Particular antibiotics

Some antibiotics are particularly important in district hospital surgery, either because they are life-saving, or because they are good value for money.

Benzyl penicillin is cheap and safe. For organisms that might possibly be sensitive, it is the antibiotic of choice. There is little point in giving very high doses. If penicillin fails to cure a patient, this will probably be because the [gb]- lactamase of penicillin resistant bacteria is destroying it, not because you are not giving enough. In an adult a megaunit six- hourly is the standard dose for a severe infection, such as spreading hand sepsis, or cellulitis round an infected wound. However, if drugs are scarce, one megaunit given to four people is likely to do more good than four megaunits given to one person. In infants, and in patients with cardiac or renal disease, the sodium or potassium in the penicillin can cause undesirable side effects, so be aware of this.

Metronidazole is effective against anaerobes, and as these are often the most important invaders, it has been a major advance. It is bactericidal to most of them, particularly Bacterioides fragilis, and is the drug of choice in the treatment of non-clostridial anaerobic infections and amoebiasis. Resistance to it is unknown, and it has few side effects. It has been expensive, but it is now much cheaper. Give it, blindly if necessary, to all patients who are severely ill with an infection that might be caused by anaerobes, and particularly to patients with intra-abdominal sepsis. Intravenous metronidazole is expensive, but you can achieve adequate blood levels by giving it as suppositories, or as oral tablets rectally. Like this, it is only a tenth the price. Intravenous metronidazole with an aminoglycoside, such as gentamicin, avoids the risk of pseudomembranous colitis (rare). The expensive alternatives, lincomycin and clindamycin, both have this danger. Metronidazole is one of the drugs that no surgeon should be without.

Chloramphenicol is almost outmoded in the industrial world, where expense is less of a constraint. But it is cheap, and has a broad spectrum of activity against aerobic Gram- negative bacilli and Gram-positive cocci. Also, if you don't have metronidazole for anaerobic infections, chloramphenicol is next best. It has good in vitro activity against anaerobes from most parts of the world. It also enters the eye (24.3). Its life-saving properties outweigh the small risk of aplastic anaemia. Chloramphenicol with metronidazole is an excellent combination for established or expected peritonitis (6.2).

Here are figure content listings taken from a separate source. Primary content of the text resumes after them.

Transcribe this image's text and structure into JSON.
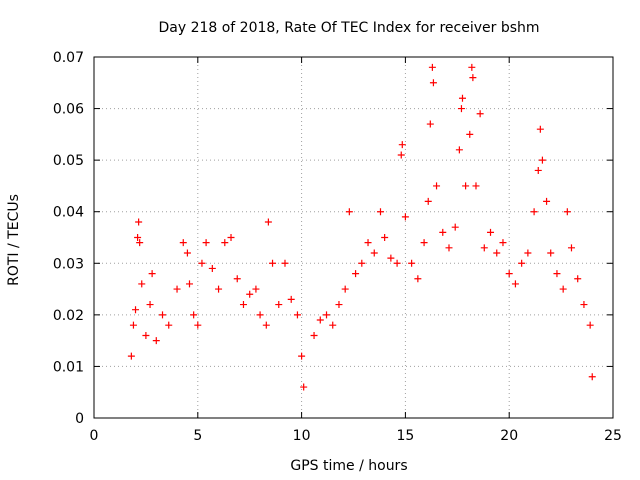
{
  "chart_data": {
    "type": "scatter",
    "title": "Day 218 of 2018, Rate Of TEC Index for receiver bshm",
    "xlabel": "GPS time / hours",
    "ylabel": "ROTI / TECUs",
    "xlim": [
      0,
      25
    ],
    "ylim": [
      0,
      0.07
    ],
    "x_ticks": [
      0,
      5,
      10,
      15,
      20,
      25
    ],
    "x_tick_labels": [
      "0",
      "5",
      "10",
      "15",
      "20",
      "25"
    ],
    "y_ticks": [
      0,
      0.01,
      0.02,
      0.03,
      0.04,
      0.05,
      0.06,
      0.07
    ],
    "y_tick_labels": [
      "0",
      "0.01",
      "0.02",
      "0.03",
      "0.04",
      "0.05",
      "0.06",
      "0.07"
    ],
    "grid": true,
    "marker": "+",
    "series_color": "#ff0000",
    "series": [
      {
        "name": "ROTI",
        "points": [
          [
            1.8,
            0.012
          ],
          [
            1.9,
            0.018
          ],
          [
            2.0,
            0.021
          ],
          [
            2.1,
            0.035
          ],
          [
            2.15,
            0.038
          ],
          [
            2.2,
            0.034
          ],
          [
            2.3,
            0.026
          ],
          [
            2.5,
            0.016
          ],
          [
            2.7,
            0.022
          ],
          [
            2.8,
            0.028
          ],
          [
            3.0,
            0.015
          ],
          [
            3.3,
            0.02
          ],
          [
            3.6,
            0.018
          ],
          [
            4.0,
            0.025
          ],
          [
            4.3,
            0.034
          ],
          [
            4.5,
            0.032
          ],
          [
            4.6,
            0.026
          ],
          [
            4.8,
            0.02
          ],
          [
            5.0,
            0.018
          ],
          [
            5.2,
            0.03
          ],
          [
            5.4,
            0.034
          ],
          [
            5.7,
            0.029
          ],
          [
            6.0,
            0.025
          ],
          [
            6.3,
            0.034
          ],
          [
            6.6,
            0.035
          ],
          [
            6.9,
            0.027
          ],
          [
            7.2,
            0.022
          ],
          [
            7.5,
            0.024
          ],
          [
            7.8,
            0.025
          ],
          [
            8.0,
            0.02
          ],
          [
            8.3,
            0.018
          ],
          [
            8.4,
            0.038
          ],
          [
            8.6,
            0.03
          ],
          [
            8.9,
            0.022
          ],
          [
            9.2,
            0.03
          ],
          [
            9.5,
            0.023
          ],
          [
            9.8,
            0.02
          ],
          [
            10.0,
            0.012
          ],
          [
            10.1,
            0.006
          ],
          [
            10.6,
            0.016
          ],
          [
            10.9,
            0.019
          ],
          [
            11.2,
            0.02
          ],
          [
            11.5,
            0.018
          ],
          [
            11.8,
            0.022
          ],
          [
            12.1,
            0.025
          ],
          [
            12.3,
            0.04
          ],
          [
            12.6,
            0.028
          ],
          [
            12.9,
            0.03
          ],
          [
            13.2,
            0.034
          ],
          [
            13.5,
            0.032
          ],
          [
            13.8,
            0.04
          ],
          [
            14.0,
            0.035
          ],
          [
            14.3,
            0.031
          ],
          [
            14.6,
            0.03
          ],
          [
            14.8,
            0.051
          ],
          [
            14.85,
            0.053
          ],
          [
            15.0,
            0.039
          ],
          [
            15.3,
            0.03
          ],
          [
            15.6,
            0.027
          ],
          [
            15.9,
            0.034
          ],
          [
            16.1,
            0.042
          ],
          [
            16.2,
            0.057
          ],
          [
            16.3,
            0.068
          ],
          [
            16.35,
            0.065
          ],
          [
            16.5,
            0.045
          ],
          [
            16.8,
            0.036
          ],
          [
            17.1,
            0.033
          ],
          [
            17.4,
            0.037
          ],
          [
            17.6,
            0.052
          ],
          [
            17.7,
            0.06
          ],
          [
            17.75,
            0.062
          ],
          [
            17.9,
            0.045
          ],
          [
            18.1,
            0.055
          ],
          [
            18.2,
            0.068
          ],
          [
            18.25,
            0.066
          ],
          [
            18.4,
            0.045
          ],
          [
            18.6,
            0.059
          ],
          [
            18.8,
            0.033
          ],
          [
            19.1,
            0.036
          ],
          [
            19.4,
            0.032
          ],
          [
            19.7,
            0.034
          ],
          [
            20.0,
            0.028
          ],
          [
            20.3,
            0.026
          ],
          [
            20.6,
            0.03
          ],
          [
            20.9,
            0.032
          ],
          [
            21.2,
            0.04
          ],
          [
            21.4,
            0.048
          ],
          [
            21.5,
            0.056
          ],
          [
            21.6,
            0.05
          ],
          [
            21.8,
            0.042
          ],
          [
            22.0,
            0.032
          ],
          [
            22.3,
            0.028
          ],
          [
            22.6,
            0.025
          ],
          [
            22.8,
            0.04
          ],
          [
            23.0,
            0.033
          ],
          [
            23.3,
            0.027
          ],
          [
            23.6,
            0.022
          ],
          [
            23.9,
            0.018
          ],
          [
            24.0,
            0.008
          ]
        ]
      }
    ]
  }
}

Cephalosporins (cephradine). If chloramphenicol is freely available in your community, so that it is much used outside hospital, resistant organisms will be common. If so, instead of using chloramphenicol, use whichever cephalosporin you can get most cheaply, such as cephradine. This is active by mouth, but you may need to give it intravenously. Use cephradine and metronidazole as a substitute for chloramphenicol and metronidazole. For infections with intestinal organisms cephradine and metronidazole is a substitute for gentamicin and metronidazole. Remember that 10% of penicillin-sensitive patients are also sensitive to cephalosporins.

Gentamicin is a very valuable broad spectrum aminoglycoside antibiotic for organisms which are likely to be resistant to other antibiotics. It has been expensive, but is now out of patent and is much cheaper. At the time of writing (June 1988) ECHO cost a day's treatment at $0.13 compared with $2.3 for cephradine. For the ''blind' treatment of a serious infection, especially one due to intestinal bacteria, give gentamicin with metronidazole, perhaps with penicillin.

Trimethoprim alone is preferable to cotrimoxazole (''Bactrim', ''Septrin'), which is a combination of trimethoprim and sulphamethoxazole. The latter is rather toxic and not very effective. If you don't have trimethoprim, use cotrimoxazole.

Tetracycline. Oxytetracycline (''Terramycin') is likely to be the cheapest tetracycline.